Yani tercih edilen, birey tarafından sonuçları bilinerek, sonuçları tahmin edilerek yine de eylemin kendisinin tercih edilerek yapıldığı bir kavram bizim için kadın cinayeti.

BAŞKAN MUSTAFA HULKİ CEVİZOĞLU - Siyaset neresinde bunun? Bu dediğiniz tanımlama içinde siyaset nerede?

BİRLEŞMİŞ MİLLETLER KADIN BİRİMİ PROGRAM YÖNETİCİSİ DUYGU ERSEÇEN - Yani "toplumsal" demek istedim, kusura bakmayın.

BAŞKAN MUSTAFA HULKİ CEVİZOĞLU - Ama çok farklı. Şimdi, bakın, burada kavramlara dikkat edeceğiz.

BİRLEŞMİŞ MİLLETLER KADIN BİRİMİ PROGRAM YÖNETİCİSİ DUYGU ERSEÇEN - Çok doğru, bizim öğrenecek çok şeyimiz var kavramlarla ilgili.

BAŞKAN MUSTAFA HULKİ CEVİZOĞLU - Evet.

BİRLEŞMİŞ MİLLETLER KADIN BİRİMİ PROGRAM YÖNETİCİSİ DUYGU ERSEÇEN - Evet, çok teşekkür ediyorum.

Buradan hemen geçiyorum sayın vekilimizin sorusuna.

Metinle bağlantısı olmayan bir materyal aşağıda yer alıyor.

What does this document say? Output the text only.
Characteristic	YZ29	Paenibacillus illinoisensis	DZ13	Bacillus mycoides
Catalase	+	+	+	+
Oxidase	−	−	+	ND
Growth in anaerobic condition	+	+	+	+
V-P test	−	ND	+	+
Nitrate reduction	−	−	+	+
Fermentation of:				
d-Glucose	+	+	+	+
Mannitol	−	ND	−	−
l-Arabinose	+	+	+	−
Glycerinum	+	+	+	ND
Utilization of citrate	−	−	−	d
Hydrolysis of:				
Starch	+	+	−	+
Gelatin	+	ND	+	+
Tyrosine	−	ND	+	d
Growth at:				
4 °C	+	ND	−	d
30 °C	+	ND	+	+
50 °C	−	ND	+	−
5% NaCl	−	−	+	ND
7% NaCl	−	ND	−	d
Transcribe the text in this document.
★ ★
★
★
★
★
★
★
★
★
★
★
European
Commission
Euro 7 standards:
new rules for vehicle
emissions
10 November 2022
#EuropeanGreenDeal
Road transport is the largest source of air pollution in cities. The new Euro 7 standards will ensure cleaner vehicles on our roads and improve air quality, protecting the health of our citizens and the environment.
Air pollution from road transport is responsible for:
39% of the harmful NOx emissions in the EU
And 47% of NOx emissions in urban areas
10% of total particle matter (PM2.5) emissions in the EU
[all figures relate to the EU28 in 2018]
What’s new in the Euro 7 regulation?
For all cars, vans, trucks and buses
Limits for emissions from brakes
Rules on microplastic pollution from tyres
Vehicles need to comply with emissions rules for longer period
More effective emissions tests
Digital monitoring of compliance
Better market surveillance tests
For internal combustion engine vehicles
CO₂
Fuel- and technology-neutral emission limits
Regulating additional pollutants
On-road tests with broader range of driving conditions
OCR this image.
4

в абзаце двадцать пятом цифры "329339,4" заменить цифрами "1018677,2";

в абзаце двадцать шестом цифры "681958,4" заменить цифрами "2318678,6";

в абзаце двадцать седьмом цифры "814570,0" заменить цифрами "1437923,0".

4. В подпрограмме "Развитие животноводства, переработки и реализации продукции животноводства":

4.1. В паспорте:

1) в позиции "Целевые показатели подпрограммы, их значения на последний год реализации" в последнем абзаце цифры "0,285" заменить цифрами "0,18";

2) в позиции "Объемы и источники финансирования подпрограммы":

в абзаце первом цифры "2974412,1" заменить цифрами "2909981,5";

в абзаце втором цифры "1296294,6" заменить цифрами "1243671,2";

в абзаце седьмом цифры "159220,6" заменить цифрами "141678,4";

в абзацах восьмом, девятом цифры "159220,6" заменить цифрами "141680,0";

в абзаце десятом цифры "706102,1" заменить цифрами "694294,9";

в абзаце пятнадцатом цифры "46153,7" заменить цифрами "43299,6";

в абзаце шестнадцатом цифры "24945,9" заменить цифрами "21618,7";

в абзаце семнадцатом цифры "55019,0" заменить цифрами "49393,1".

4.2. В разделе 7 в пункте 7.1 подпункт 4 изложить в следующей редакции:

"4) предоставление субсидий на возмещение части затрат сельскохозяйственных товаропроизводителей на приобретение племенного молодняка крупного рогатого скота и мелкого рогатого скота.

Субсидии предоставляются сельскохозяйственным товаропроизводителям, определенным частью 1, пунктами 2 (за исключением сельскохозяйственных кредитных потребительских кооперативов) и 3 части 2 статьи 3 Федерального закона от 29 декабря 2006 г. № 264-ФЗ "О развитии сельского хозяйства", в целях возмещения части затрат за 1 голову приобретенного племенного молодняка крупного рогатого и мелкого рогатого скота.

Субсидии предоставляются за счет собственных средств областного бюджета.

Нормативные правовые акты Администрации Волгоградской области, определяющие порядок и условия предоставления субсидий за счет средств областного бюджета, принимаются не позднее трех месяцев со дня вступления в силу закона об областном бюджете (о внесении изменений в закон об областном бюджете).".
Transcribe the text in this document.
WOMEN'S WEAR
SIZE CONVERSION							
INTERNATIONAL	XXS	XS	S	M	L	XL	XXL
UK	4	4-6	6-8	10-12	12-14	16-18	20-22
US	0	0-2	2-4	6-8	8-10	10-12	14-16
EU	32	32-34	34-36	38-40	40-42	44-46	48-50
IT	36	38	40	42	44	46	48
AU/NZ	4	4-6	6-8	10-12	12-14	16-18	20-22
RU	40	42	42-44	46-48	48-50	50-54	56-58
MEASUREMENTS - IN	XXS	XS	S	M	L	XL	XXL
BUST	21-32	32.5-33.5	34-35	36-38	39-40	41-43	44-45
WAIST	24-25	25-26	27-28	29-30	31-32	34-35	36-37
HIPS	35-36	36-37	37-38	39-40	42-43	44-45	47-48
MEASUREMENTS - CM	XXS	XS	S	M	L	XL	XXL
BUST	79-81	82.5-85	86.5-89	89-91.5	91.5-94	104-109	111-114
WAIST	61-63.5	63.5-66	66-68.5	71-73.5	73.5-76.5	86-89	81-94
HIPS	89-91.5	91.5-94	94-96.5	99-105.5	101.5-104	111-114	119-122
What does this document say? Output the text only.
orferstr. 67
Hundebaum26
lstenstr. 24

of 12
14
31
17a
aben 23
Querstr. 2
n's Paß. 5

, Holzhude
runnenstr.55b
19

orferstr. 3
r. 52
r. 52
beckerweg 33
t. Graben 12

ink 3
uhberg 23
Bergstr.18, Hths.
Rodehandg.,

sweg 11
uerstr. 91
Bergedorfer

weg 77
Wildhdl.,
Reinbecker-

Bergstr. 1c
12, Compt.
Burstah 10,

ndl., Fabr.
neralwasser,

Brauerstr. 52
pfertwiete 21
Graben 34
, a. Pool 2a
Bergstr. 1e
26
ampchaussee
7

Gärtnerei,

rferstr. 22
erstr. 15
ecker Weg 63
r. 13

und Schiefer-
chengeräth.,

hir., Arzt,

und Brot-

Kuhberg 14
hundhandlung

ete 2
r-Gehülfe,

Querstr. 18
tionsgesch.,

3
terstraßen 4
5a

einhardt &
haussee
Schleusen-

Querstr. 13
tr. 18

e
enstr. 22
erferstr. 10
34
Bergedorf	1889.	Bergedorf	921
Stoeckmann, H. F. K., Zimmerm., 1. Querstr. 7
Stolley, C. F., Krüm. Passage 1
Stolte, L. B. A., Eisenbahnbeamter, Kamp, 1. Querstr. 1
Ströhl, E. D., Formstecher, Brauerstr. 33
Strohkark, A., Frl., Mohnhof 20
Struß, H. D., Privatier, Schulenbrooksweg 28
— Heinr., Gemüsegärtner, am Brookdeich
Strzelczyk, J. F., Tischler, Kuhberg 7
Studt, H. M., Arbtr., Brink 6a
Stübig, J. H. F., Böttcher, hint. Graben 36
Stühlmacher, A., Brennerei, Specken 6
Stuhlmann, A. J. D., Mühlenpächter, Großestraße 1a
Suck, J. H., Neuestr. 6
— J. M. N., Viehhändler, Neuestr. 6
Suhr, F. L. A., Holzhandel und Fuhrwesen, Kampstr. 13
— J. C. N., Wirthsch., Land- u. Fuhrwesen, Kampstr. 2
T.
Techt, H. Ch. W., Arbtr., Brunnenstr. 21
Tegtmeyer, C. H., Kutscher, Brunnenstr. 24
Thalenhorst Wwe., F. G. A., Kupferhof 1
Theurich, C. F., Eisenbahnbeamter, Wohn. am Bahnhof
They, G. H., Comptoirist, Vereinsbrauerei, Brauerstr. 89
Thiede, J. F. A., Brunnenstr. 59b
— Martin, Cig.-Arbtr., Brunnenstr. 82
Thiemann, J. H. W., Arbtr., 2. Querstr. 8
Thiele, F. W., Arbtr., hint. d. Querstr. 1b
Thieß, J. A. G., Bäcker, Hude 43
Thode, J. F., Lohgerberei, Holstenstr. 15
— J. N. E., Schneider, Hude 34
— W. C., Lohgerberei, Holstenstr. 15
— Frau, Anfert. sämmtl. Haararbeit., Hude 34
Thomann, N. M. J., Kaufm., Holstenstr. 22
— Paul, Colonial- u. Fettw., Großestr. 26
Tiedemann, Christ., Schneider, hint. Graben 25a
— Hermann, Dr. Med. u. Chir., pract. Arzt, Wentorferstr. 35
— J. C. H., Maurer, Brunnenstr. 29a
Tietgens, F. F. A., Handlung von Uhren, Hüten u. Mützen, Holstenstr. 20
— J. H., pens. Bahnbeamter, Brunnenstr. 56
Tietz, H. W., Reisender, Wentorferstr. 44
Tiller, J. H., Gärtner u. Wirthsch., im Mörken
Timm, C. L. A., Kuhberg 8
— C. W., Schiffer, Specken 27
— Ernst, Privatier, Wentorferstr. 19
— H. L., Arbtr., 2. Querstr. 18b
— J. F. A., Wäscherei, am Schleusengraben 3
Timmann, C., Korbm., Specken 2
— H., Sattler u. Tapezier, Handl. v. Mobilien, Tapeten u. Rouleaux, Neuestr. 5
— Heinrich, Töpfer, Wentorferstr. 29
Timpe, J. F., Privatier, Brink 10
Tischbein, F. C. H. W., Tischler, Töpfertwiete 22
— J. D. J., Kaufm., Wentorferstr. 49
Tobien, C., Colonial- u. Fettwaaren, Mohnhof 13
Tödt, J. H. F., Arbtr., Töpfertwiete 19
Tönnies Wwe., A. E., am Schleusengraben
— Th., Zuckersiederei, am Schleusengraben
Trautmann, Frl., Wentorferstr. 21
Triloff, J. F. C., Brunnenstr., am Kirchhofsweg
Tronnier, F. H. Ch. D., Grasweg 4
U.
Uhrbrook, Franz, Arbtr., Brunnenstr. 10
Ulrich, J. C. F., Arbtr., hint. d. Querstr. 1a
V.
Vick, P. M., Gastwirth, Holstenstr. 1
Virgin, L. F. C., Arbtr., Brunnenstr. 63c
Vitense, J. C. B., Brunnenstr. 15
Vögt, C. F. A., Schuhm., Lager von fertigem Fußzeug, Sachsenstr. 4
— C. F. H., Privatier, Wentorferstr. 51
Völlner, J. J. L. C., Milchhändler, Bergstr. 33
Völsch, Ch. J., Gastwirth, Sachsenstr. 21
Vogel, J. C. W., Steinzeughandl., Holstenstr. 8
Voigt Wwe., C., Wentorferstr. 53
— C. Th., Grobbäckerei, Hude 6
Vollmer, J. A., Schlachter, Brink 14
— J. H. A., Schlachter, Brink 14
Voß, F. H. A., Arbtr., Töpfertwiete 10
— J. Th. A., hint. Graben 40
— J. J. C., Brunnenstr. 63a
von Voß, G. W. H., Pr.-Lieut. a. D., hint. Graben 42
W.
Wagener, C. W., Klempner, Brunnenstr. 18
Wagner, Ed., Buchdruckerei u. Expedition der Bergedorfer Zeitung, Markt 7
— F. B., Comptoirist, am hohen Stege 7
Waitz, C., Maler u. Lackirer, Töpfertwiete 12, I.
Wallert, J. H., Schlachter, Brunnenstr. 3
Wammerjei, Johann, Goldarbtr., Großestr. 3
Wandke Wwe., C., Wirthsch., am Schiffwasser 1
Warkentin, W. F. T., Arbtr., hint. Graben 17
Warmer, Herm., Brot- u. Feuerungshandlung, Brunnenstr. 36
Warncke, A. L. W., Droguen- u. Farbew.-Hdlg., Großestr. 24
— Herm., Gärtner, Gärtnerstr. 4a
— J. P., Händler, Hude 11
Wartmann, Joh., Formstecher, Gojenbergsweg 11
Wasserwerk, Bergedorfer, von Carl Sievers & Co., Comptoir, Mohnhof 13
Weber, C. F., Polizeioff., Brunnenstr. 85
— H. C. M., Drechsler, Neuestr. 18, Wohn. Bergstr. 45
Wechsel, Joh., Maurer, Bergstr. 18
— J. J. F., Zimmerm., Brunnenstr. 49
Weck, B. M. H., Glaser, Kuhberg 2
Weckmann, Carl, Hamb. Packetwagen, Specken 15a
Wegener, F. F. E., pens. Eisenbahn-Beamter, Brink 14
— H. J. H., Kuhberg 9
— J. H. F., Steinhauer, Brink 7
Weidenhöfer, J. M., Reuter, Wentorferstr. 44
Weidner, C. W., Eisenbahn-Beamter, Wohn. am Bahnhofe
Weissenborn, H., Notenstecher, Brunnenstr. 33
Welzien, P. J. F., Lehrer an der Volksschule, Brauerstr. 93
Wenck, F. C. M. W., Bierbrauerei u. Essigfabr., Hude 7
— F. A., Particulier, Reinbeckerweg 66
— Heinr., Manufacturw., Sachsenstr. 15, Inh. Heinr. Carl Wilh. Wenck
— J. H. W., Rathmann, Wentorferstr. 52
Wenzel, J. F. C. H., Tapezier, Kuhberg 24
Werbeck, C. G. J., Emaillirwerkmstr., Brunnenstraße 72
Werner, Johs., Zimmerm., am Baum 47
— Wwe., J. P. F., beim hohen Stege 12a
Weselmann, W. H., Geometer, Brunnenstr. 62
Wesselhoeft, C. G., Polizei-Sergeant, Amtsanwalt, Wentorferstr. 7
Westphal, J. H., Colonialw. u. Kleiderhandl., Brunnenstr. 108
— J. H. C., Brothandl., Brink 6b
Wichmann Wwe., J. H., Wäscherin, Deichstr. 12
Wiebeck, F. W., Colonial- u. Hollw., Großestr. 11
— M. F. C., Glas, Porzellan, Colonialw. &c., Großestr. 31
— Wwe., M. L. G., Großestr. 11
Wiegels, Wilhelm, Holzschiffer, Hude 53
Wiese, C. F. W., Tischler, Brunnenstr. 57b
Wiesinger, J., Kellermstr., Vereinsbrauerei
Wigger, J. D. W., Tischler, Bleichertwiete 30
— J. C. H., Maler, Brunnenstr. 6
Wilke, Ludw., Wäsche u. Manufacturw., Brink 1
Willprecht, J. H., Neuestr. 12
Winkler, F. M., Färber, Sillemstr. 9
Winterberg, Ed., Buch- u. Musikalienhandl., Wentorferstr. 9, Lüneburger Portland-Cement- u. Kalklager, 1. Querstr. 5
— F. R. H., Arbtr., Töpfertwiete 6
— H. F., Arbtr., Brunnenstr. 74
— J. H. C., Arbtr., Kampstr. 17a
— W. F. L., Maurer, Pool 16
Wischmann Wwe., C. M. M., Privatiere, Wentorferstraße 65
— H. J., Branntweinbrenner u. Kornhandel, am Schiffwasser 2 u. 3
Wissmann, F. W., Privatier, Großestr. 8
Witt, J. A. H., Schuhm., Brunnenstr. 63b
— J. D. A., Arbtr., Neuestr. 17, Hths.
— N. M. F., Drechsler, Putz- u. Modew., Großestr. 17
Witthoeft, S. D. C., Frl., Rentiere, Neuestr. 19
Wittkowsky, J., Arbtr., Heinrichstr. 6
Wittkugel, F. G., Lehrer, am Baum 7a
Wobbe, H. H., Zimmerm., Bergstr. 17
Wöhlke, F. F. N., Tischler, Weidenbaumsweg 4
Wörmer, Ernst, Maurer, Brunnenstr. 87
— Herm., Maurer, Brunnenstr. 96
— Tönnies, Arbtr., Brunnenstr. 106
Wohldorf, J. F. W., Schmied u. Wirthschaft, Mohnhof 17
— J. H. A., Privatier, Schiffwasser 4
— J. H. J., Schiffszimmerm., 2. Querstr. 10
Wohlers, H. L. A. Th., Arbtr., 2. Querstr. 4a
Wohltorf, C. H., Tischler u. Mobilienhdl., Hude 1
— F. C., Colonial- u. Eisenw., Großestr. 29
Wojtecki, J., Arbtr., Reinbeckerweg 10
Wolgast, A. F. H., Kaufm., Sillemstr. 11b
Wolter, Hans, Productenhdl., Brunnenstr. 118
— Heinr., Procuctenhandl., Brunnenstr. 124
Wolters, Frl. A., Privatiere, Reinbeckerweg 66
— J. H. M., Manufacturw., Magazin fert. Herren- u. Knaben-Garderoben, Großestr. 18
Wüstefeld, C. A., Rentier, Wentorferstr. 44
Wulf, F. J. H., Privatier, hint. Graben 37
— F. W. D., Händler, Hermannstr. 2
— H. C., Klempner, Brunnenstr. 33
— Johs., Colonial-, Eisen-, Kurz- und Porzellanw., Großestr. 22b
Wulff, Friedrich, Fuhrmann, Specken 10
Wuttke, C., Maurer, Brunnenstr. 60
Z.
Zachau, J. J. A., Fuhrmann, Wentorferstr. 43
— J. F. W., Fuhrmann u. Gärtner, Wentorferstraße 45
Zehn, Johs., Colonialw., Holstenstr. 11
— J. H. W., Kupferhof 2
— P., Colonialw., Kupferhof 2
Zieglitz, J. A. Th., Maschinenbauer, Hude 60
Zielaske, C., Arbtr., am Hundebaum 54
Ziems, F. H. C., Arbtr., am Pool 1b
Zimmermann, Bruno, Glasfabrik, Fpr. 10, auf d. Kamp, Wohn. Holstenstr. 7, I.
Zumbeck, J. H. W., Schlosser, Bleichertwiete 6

Tam da böyle bir yerden, bir süre istiyoruz sizden; çok kıymetli gerçekten, özellikle birtakım yasal önerilerimizi size sunmak. Şimdi de hazır kayıt alınıyorken ifade etmek istiyorum. Biz 6284 sayılı Kanun'umuzun, yürürlükte olan kanunumuzun çok daha etkili uygulanmasını tavsiye ediyoruz, etmeye devam edeceğiz ama 6284 bir tedbir kanunu olduğu için, aynı zamanda Türk Ceza Kanunu'muz gibi ya da İnfaz Yasamız gibi kanunlarımıza dijital şiddet tanımının, psikolojik şiddet ve ekonomik şiddet tanım ve yaptırımlarının eklenmesi taraftarıyız. Bu husustaki görüşlerimizi bildirmekten çok memnun oluruz diyeceğim ve sanırım, uzatmamak için burada bitireceğim.